Der Kläger beantragt,
das Urteil des LSG aufzuheben und die Berufung der Beklagten gegen das Urteil des SG zurückzuweisen.
Die Beklagte beantragt,
die Revision zurückzuweisen.
Sie nimmt zur Begründung ihres Antrags auf das angefochtene Urteil Bezug, das sie für zutreffend hält.
Entscheidungsgründe
Die Revision des Klägers ist im Sinne der Zurückverweisung der Sache an das LSG begründet. Aufgrund der bisher vom LSG getroffenen Feststellungen läßt sich nicht entscheiden, ob der Kläger mehr an Alg als die bewilligten 253,80 DM wöchentlich zu beanspruchen hat.
Die Höhe des dem Kläger ab 21. August 1982 zustehenden Alg richtet sich nach §111 AFG in der zuletzt durch das Arbeitsförderungs-Konsolidierungsgesetz (AFKG) vom 22. Dezember 1981 (BGBl I 1497) geänderten Fassung. Nach Abs 1 dieser Bestimmung beträgt das Alg 68 vH des um die gesetzlichen Abzüge, die bei Arbeitnehmern gewöhnlich anfallen, verminderten Arbeitsentgelts (§ 112 AFG). Die AFG-Leistungsverordnung 1982 vom 30. Dezember 1981 (BGBl I 1704), in der für die verschiedenen Arbeitsentgelte (§ 112 AFG) nach Minderung um die bei Arbeitnehmern gewöhnlich anfallenden gesetzlichen Abzüge unter Berücksichtigung der Nettolohnersatzquote von 68 vH die jeweiligen Leistungssätze ausgewiesen sind, sieht in der Leistungsgruppe C, der der Kläger gemäß § 111 Abs 2 Satz 2 Nr 1 Buchst c AFG angehört (verheiratet, Steuerklasse III), für ein (wöchentliches) Arbeitsentgelt (Bemessungsentgelt) von 515,-- DM die bewilligten 253,80 DM vor.
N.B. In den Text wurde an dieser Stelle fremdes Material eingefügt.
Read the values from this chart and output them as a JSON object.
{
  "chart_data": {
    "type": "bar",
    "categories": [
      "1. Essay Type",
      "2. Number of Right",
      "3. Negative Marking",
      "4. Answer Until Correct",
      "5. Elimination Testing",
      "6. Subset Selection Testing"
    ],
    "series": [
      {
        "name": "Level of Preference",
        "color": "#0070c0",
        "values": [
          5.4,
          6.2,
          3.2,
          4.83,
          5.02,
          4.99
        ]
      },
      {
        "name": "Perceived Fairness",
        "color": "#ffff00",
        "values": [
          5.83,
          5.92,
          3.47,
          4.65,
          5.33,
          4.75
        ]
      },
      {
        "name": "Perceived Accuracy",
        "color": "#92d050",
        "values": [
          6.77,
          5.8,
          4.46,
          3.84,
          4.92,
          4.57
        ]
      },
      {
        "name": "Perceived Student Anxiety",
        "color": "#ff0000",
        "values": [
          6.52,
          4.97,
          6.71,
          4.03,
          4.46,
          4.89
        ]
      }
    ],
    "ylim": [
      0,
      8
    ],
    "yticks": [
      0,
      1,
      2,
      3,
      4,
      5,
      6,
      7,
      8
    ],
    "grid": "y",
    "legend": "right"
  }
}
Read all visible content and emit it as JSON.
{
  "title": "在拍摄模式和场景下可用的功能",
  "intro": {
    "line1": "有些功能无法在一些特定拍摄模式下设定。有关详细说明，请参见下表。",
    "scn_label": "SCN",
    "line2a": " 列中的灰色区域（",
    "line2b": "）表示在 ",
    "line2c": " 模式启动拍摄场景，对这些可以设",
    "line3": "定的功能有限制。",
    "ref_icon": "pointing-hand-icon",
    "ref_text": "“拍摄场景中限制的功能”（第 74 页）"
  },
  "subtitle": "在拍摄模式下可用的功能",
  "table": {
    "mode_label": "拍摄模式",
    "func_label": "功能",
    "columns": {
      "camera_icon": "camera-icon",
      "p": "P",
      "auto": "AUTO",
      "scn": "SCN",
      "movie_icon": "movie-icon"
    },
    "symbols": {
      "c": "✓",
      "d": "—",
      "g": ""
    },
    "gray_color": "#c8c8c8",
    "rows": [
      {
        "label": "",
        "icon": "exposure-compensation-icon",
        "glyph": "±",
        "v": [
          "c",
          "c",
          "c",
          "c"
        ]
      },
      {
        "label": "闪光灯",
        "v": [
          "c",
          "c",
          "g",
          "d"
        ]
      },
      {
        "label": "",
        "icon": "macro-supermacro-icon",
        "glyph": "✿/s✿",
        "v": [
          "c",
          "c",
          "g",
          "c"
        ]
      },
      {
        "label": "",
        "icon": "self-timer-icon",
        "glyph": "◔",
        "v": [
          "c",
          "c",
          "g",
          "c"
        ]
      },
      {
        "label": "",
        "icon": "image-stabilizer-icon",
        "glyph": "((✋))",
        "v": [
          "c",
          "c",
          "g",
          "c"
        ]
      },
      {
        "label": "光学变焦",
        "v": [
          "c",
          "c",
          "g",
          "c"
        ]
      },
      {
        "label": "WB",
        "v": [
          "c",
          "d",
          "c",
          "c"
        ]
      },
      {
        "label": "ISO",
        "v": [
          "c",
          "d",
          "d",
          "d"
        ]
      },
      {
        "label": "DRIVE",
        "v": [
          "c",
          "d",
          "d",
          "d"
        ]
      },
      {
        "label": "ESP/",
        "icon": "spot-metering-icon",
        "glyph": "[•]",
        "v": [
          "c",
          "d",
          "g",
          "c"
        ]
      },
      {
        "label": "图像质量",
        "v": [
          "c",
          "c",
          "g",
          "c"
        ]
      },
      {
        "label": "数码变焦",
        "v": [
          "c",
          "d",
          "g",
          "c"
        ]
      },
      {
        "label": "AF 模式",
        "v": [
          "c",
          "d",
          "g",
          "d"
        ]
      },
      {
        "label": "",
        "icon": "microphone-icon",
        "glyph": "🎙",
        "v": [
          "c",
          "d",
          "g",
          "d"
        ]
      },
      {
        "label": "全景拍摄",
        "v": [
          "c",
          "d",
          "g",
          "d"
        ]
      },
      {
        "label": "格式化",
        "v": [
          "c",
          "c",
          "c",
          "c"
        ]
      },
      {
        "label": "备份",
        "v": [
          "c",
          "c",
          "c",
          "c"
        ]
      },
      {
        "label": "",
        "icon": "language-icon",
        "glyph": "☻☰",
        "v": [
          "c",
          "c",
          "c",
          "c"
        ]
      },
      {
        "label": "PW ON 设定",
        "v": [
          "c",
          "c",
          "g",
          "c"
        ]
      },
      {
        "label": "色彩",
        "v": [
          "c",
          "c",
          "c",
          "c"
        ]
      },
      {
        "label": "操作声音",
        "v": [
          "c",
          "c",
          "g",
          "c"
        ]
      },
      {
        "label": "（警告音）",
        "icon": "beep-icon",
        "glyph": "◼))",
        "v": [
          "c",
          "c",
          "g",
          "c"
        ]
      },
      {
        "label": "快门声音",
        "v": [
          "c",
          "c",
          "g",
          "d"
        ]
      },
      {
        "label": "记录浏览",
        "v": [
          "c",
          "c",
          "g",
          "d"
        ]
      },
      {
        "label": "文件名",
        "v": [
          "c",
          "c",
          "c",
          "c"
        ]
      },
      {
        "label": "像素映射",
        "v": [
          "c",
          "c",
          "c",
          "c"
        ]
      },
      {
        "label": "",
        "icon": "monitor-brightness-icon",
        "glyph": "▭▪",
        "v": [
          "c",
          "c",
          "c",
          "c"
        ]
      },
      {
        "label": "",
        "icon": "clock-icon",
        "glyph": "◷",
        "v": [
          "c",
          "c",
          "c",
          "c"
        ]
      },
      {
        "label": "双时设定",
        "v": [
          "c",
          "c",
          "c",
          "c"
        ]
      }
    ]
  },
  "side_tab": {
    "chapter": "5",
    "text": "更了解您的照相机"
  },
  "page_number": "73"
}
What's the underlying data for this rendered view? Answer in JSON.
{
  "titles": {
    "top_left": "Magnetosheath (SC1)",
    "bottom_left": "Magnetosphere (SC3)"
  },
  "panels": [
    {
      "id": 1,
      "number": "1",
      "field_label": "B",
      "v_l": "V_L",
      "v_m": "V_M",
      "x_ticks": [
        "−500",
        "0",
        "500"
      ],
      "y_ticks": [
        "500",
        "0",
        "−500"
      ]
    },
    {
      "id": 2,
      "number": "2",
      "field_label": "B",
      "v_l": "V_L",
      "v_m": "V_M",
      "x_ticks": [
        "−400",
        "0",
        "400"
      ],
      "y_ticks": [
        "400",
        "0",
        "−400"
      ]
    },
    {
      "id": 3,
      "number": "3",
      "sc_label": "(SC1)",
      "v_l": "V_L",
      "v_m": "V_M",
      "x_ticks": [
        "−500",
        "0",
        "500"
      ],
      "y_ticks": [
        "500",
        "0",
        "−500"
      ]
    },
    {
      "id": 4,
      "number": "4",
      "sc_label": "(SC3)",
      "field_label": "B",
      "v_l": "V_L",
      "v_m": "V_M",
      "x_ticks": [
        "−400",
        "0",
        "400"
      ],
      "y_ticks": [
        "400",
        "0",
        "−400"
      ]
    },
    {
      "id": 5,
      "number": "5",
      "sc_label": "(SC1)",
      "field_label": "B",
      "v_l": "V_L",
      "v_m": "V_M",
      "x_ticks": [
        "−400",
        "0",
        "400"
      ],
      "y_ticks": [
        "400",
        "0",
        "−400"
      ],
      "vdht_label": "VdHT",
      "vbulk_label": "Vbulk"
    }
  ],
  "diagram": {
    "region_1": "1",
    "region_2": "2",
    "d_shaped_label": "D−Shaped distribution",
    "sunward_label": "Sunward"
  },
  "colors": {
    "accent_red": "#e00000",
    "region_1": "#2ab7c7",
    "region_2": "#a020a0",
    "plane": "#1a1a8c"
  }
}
Höheres Alg hat der Kläger daher nur zu beanspruchen, wenn sein Alg nach einem höheren Arbeitsentgelt (Bemessungsentgelt) als 515,-- DM zu zahlen ist.
Arbeitsentgelt (Bemessungsentgelt) in diesem Sinne ist nach § 112 Abs 2 AFG (idF des AFKG) grundsätzlich das im Bemessungszeitraum in der Arbeitsstunde durchschnittlich erzielte Arbeitsentgelt ohne Mehrarbeitszuschläge, vervielfacht mit der Zahl der Arbeitsstunden, die sich als Durchschnitt der tariflichen regelmäßigen wöchentlichen Arbeitszeit der Beschäftigungsverhältnisse im Bemessungszeitraum ergibt (Satz 1). Einmalige und wiederkehrende Zuwendungen bleiben außer Betracht; dies gilt auch für Zuwendungen, die anteilig gezahlt werden, wenn das Arbeitsverhältnis vor dem Fälligkeitstermin endet (Satz 3). Das dem Alg zugrunde zu legende Bemessungsentgelt ist hiernach das Produkt eines Lohn- und eines Zeitfaktors, die beide aus Lohnbedingungen entwickelt werden, die im Bemessungszeitraum maßgebend waren. Die Bestimmung des Bemessungszeitraums hat daher jeder weiteren Anwendung des § 112 Abs 2 AFG vorauszugehen.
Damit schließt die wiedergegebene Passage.